Миссис Дэллоуэй, выйдя на лондонскую улицу, услышав ее многоголосый шум, мерный ритм, скрытый в ее оживлении внутренний покой, с особой радостью почувствовала, что это прежний Лондон, «а войны больше нет»: она стерта, смыта волнами восстановившейся прежнеанглийской жизни. Питер Уолш, прибыв из Индии, нашел Лондон невозмутимо таким же, каким он знал его когда-то: будто человек возвратился на старую квартиру и с ощущением наступившего отдыха не глядя сует ноги в домашние туфли.
Однако Вулф достаточно хорошая писательница, чтобы не внести поправку в утопию невозмутимого английского прагматизма, в идиллию остановившегося времени. Война оставила в памяти нации такую зарубку, о которой умолчать невозможно. Война ввела резкую черную линию в благополучно светлый спектр лондонской жизни.
В роман вошел трагический эпизод. Столь же внезапно, как другие персонажи, явился в романе молодой человек, Септимус Смит, в чьей гуманной, поэтической душе ужас войны отразился благородным неврозом, ведущим к мучениям и смерти. Его потрясенная психика изображена очень точно, с той поэзией, которая не боится встречи с роковыми вопросами жизни. Лечащие его врачи представлены в духе жестокой сатиры, идущей из реалистического английского романа XIX века. Бездушные, самодовольные, они совершенно не способны понять страдания Септимуса Смита, и их лечение — особая форма насилия и подавления. Сцена, когда Смит в ужасе от приближения врача выбрасывается из окна, написана рукою мастера. Весь эпизод демонстрирует сокровенные, так и не реализованные возможности автора. Но эпизод должен быть введен в общий строй романа, чтобы не нарушилась его идея, его основная тональность. Оттого он ставится в скобки, изолируется от общего течения романа, выносится на его обочину. Эпизод — как бы плата, которую благополучие платит страданию, — оно, как хвост кометы, тянется от войны.

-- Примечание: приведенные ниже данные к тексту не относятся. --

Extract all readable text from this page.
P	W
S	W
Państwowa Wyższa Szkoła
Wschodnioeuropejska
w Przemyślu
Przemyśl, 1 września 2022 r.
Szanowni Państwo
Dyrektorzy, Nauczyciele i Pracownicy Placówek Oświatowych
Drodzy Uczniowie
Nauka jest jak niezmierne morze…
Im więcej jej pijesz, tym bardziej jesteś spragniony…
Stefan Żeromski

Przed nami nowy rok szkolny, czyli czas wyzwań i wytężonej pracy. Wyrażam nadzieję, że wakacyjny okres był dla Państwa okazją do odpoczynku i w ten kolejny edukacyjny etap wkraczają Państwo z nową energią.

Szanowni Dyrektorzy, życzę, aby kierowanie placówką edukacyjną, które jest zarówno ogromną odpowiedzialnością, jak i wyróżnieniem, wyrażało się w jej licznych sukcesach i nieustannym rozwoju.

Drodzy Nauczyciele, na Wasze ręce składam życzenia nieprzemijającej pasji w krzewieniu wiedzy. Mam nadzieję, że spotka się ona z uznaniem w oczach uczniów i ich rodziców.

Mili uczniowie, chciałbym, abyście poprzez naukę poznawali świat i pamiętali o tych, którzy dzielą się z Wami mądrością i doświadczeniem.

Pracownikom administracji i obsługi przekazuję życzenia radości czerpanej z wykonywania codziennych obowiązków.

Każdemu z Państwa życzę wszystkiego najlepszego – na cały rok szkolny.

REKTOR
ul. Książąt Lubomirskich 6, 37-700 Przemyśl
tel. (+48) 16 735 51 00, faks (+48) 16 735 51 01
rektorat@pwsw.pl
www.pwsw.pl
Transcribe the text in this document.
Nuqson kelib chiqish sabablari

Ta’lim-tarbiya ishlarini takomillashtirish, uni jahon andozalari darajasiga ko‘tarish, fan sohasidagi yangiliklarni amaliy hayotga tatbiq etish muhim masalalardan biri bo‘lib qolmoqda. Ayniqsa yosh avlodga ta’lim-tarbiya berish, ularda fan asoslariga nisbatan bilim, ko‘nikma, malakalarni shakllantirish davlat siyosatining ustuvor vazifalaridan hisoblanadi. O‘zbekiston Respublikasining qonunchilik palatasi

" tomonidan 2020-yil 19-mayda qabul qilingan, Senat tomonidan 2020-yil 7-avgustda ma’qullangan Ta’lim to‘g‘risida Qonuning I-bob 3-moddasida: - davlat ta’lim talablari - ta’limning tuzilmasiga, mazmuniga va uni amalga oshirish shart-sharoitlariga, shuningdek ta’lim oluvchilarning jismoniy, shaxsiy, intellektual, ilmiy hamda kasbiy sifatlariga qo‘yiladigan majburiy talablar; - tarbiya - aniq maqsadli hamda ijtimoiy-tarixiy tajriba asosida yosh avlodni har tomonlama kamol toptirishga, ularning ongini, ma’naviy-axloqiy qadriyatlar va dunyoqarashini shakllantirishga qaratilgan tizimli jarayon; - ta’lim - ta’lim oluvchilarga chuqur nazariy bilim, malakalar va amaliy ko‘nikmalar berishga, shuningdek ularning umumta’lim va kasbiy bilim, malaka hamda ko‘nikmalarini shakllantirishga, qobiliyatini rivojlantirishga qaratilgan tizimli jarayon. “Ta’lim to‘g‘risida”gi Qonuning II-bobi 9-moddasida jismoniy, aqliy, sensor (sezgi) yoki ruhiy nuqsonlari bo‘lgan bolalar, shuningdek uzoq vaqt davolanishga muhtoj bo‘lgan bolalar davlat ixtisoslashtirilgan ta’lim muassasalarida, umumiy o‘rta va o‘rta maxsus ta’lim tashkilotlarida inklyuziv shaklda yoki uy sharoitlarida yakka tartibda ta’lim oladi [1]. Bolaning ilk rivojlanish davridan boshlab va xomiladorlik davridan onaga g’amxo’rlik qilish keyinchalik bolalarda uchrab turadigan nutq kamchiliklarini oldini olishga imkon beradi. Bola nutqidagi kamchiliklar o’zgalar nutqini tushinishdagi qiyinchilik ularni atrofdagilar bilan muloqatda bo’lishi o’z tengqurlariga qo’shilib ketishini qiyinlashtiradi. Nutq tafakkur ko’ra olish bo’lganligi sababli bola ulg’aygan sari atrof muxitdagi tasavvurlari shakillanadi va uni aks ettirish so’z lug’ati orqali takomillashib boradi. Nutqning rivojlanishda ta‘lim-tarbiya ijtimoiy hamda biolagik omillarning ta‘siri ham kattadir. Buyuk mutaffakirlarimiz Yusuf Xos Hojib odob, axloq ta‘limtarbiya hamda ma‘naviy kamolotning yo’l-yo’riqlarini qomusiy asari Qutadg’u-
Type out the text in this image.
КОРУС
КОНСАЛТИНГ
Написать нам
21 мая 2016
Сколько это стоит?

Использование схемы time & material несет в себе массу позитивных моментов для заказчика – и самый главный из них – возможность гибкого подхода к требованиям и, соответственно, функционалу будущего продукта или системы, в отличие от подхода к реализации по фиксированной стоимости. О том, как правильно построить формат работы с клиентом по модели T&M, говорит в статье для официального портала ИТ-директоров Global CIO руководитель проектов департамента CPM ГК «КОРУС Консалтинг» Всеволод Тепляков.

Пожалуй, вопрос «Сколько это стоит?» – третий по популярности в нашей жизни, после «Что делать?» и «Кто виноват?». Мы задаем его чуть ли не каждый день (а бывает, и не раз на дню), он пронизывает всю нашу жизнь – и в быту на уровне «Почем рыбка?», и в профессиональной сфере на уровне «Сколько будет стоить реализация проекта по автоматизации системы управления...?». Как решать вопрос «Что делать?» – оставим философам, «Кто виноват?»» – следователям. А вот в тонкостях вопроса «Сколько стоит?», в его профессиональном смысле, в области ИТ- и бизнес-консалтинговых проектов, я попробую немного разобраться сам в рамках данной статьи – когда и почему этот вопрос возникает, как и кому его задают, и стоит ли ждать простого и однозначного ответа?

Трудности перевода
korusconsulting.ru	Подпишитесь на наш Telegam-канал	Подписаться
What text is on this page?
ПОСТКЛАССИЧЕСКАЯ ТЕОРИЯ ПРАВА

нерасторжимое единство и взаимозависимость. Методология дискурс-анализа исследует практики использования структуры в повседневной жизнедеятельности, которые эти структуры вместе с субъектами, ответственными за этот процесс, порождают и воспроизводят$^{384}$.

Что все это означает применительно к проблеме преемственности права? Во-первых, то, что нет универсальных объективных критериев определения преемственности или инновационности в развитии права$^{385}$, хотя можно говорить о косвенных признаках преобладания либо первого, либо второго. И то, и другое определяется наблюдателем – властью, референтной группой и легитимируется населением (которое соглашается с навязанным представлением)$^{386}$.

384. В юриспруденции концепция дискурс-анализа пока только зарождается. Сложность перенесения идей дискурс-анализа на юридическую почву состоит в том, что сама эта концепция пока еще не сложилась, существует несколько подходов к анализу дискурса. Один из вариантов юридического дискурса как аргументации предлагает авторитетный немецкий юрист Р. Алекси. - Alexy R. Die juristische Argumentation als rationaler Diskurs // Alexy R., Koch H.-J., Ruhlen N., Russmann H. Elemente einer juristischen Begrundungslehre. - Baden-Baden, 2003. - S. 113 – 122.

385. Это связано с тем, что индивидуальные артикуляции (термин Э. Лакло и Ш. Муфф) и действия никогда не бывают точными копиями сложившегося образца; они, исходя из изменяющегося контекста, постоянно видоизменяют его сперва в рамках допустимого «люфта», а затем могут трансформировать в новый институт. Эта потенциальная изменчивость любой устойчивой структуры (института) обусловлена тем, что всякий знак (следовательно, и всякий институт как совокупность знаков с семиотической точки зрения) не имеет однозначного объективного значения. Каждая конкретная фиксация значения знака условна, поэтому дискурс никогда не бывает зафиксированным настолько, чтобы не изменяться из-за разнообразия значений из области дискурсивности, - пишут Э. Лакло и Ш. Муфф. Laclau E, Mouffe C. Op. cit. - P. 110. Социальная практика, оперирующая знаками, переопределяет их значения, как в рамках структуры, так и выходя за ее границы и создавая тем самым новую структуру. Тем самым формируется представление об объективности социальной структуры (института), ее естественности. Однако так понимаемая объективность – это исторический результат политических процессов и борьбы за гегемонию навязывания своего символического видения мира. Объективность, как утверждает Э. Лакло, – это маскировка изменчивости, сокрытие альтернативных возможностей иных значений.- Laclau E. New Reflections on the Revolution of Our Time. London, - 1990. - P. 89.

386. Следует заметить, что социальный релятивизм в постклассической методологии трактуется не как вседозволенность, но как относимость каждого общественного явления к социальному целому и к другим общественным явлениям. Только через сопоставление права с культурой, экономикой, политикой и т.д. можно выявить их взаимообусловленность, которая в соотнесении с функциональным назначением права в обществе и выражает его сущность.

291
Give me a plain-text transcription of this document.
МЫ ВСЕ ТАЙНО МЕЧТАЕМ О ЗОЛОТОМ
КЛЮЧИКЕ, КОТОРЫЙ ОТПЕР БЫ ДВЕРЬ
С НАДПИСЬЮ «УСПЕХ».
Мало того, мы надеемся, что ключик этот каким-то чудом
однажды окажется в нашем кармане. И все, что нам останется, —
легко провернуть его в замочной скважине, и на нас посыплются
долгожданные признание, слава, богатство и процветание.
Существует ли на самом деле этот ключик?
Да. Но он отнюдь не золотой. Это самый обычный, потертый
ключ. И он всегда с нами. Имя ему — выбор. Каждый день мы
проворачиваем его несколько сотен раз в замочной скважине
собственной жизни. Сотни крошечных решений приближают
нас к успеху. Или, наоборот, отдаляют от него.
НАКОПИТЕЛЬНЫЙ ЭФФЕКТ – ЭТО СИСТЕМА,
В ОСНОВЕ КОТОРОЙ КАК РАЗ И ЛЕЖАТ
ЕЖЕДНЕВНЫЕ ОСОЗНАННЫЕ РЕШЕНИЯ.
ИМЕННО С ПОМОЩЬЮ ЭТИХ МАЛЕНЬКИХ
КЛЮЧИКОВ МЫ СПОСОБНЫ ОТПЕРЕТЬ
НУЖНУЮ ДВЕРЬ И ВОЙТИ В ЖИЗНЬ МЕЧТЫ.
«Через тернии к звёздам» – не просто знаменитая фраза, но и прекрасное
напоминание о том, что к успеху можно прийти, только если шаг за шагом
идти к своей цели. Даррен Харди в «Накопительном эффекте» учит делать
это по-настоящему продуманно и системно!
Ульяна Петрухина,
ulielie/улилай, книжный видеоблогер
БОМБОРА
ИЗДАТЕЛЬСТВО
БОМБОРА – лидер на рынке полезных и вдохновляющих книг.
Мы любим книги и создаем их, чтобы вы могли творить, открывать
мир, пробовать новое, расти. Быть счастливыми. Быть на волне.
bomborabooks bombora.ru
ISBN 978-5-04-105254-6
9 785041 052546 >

Подоснова романа — стремление художника сохранять английскую действительность такой, какой она была и есть. Даже перемены к лучшему угрожают ее постоянству — пусть уж лучше все остается без перемен. Роман Вирджинии Вулф — воплощение духа консерватизма, который живет в каждой клетке художественно запечатленного бытия. Дело не просто в поверхностности авторского подхода к жизни — за ним стоит консервативный идеал, стремление совместить иллюзию и реальность. Ныне, когда английский консерватизм стал жестче, злее, агрессивнее, опаснее, появление романа, подобного «Миссис Дэллоуэй», как сколько-нибудь художественного произведения стало невозможным. Герой Лермонтова готов отдать две жизни «за одну, но только полную тревог», а миссис Дэллоуэй без особого труда отдает такую чрезвычайную ценность, как любовь, за жизнь бестревожную, красиво благополучную. Автор не порицает, не одобряет свою героиню, он говорит: это так. И при этом любуется законченностью и обаятельной цельностью ее характера.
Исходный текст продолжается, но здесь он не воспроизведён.